Genetic variation among C.
sativa accessions
The newly developed C. sativa SNP array was used to genotype 178 C. sativa accessions, three lines had >20 % missing values and were excluded from further analyses. The cluster patterns observed for the SNP loci were similar to those observed for the mapping population, although further clusters were observed in some instances presumably due to the presence of additional SNP variation in the DNA flanking the SNP position found among the diversity collection. Based on automated calling 232 of the 768 SNPs were uninformative, and 11 had >20 % missing genotype values; thus 493 SNP loci were used for further analyses. Basic information including PIC value (ranging from 0.006 to 0.375), gene diversity (0.006–0.5) and major allele frequency (0.5–0.99) for each SNP locus is provided in Supplementary Table 6. The gene diversity for the entire collection was 0.26, which is lower than a similar analysis of elite maize germplasm (Van Inghelandt et al. 2010). A recent study by Delourme et al. (2013) which assessed SNP variation among germplasm of the related allotetraploid Brassica napus presented PIC values as a measure of gene diversity for each SNP locus. In comparing mean PIC values between the species invariably lower PIC values were seen for C. sativa, where values for each linkage group ranged from 0.153 to 0.286 in C. sativa and from 0.292 to 0.330 in B. napus (Supplementary Table 7). A very high inbreeding coefficient (F
IS value) of 0.96 was calculated from the C. sativa lines that can be explained by the inbreeding nature of the species whereas the overall fixation index (F
ST value) of 0.276, which provides a measure of population differentiation, indicates a similar level of differentiation among sub-populations as that found among winter and spring types of B. napus (Delourme et al. 2013).

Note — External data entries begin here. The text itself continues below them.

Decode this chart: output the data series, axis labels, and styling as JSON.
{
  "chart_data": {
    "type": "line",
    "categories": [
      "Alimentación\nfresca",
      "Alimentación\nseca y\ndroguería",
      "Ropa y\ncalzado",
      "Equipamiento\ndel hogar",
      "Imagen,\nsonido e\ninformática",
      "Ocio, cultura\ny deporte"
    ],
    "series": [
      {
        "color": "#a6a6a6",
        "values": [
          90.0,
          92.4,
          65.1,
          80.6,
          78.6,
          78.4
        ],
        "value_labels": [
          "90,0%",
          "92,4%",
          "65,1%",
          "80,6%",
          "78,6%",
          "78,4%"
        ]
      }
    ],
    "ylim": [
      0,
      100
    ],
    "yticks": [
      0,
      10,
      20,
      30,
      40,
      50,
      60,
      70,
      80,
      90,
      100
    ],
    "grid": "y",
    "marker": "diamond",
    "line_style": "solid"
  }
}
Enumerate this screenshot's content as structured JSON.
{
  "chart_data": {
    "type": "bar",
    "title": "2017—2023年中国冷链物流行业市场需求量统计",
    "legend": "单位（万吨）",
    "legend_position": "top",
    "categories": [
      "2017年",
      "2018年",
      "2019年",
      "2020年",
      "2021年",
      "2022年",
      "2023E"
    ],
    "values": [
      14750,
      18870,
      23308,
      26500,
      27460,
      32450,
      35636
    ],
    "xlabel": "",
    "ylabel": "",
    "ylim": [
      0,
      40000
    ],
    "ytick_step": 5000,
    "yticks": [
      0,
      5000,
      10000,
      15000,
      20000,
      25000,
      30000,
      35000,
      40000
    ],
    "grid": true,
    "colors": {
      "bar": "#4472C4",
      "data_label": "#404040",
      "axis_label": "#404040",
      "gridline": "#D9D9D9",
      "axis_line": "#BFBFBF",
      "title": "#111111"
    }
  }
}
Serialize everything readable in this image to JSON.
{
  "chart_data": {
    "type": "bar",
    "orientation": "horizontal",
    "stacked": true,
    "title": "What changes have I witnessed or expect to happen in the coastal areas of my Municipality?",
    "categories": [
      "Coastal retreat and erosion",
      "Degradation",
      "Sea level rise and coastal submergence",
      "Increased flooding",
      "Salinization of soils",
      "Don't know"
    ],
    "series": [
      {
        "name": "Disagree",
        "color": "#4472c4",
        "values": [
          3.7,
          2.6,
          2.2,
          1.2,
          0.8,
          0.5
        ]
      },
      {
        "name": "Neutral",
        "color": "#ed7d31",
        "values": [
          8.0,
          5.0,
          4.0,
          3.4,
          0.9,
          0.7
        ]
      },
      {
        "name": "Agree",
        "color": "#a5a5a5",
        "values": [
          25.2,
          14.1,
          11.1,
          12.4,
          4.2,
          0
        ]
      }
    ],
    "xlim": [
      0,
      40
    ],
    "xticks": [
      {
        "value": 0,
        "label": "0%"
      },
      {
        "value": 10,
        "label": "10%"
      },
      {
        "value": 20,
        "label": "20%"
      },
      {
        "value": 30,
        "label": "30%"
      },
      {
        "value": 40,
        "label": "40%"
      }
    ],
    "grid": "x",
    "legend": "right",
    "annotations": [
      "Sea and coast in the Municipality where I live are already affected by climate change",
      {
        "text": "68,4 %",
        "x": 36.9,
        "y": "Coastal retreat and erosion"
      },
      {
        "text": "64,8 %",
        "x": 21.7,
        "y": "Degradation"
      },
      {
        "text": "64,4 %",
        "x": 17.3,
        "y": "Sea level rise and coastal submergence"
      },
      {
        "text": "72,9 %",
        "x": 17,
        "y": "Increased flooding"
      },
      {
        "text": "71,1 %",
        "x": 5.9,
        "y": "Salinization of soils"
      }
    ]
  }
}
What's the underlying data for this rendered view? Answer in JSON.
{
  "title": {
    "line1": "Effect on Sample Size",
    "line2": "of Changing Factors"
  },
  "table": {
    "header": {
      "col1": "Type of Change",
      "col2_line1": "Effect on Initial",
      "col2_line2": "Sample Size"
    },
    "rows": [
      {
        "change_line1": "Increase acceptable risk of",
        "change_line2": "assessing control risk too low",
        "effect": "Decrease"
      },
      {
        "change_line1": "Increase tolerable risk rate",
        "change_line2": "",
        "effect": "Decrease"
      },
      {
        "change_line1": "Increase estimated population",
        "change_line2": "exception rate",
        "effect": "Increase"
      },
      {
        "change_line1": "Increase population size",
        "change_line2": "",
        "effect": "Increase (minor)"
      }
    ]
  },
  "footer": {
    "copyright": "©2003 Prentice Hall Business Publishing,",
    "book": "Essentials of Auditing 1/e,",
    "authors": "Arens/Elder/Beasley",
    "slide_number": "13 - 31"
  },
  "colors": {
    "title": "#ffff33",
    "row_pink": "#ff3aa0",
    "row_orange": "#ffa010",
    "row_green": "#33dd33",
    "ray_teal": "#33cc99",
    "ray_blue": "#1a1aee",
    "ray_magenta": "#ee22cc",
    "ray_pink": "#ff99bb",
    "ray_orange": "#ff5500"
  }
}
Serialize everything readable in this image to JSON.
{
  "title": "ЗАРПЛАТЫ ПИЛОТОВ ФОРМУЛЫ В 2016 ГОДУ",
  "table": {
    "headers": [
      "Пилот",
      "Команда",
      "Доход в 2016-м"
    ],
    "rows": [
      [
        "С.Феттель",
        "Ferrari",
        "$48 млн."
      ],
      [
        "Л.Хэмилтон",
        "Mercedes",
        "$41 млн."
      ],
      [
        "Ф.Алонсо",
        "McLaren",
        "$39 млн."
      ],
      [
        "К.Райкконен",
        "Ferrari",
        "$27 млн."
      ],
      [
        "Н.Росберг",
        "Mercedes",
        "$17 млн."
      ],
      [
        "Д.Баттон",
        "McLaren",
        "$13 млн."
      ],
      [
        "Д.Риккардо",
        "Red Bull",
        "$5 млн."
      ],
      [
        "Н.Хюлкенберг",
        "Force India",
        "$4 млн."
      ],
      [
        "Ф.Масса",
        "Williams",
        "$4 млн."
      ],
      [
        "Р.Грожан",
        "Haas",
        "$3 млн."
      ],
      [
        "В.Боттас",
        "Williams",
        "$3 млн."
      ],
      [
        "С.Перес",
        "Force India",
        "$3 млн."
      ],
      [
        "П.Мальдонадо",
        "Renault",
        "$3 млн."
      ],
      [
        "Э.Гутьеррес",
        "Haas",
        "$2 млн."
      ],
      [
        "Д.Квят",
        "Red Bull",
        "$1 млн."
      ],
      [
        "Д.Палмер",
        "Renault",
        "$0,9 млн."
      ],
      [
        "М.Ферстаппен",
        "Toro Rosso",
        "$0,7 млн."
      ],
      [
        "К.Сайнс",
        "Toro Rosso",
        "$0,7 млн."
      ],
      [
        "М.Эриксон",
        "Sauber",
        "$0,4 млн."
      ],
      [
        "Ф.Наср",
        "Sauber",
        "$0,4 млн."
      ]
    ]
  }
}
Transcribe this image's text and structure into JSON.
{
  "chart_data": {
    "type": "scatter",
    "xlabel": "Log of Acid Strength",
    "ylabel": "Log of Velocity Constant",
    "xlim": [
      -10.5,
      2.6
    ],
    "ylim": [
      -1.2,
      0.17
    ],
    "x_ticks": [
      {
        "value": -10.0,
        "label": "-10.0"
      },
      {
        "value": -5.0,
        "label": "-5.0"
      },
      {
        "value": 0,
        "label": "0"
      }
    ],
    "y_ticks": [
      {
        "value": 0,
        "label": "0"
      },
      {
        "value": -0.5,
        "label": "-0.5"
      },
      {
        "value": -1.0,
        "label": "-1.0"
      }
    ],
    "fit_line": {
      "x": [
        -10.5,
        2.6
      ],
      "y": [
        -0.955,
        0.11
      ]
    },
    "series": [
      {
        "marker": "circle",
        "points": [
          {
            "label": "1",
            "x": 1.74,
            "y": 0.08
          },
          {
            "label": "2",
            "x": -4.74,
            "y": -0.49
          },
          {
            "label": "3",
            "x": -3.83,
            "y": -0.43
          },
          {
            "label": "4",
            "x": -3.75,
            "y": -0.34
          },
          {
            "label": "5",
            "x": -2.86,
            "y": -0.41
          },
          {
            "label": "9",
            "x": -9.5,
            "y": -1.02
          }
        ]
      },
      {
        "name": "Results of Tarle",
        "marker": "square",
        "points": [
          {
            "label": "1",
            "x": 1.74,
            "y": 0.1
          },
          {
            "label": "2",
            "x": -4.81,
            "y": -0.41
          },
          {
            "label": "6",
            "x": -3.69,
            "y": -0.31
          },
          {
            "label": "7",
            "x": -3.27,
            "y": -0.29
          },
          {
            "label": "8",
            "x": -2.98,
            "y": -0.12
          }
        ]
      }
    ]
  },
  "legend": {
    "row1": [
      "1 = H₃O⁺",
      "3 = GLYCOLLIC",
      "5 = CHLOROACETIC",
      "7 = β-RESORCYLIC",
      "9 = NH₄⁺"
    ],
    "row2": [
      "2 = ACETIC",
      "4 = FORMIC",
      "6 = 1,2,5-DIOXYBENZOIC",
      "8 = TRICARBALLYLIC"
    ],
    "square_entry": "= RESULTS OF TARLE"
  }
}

Population structure analysis was completed using STRUCTURE (Pritchard et al. 2000) for 175 accessions. Since the estimated log-likelihood values appeared to be an increasing function of K for all examined values of K, inferring the exact value of K was not straightforward (Supplementary Figure 2a). Using the program Structure Harvester (Evanno et al. 2005) maximal ∆K revealed that at a K value of 2 the accessions were clustered into two sub-populations (Supplementary Figure 2b). Using a minimum value of 70 % ancestry, 152 accessions were assigned to one of the two sub-populations, 61 accessions to Population I and 91 accessions to Population II (Fig. 3a). The remaining 23 accessions appeared to be admixtures or have ancestry from more than one population, with qK values <70 % for both populations (Supplementary Table 1). The population clusters did not group according to the available geographical information. A similar pattern was observed for the relationship as determined by the unweighted Neighbour-Joining method, which clustered accessions into two major groups. In Fig. 3b, the red and green branches on the tree represent Populations I and II, respectively as determined by STRUCTURE; all accessions defined as admixtures are shown in black. Similar to the STRUCTURE analysis, the resultant phylogenetic tree did not cluster the accessions based on geographical origin, with the lines derived from each country being evenly distributed between the populations.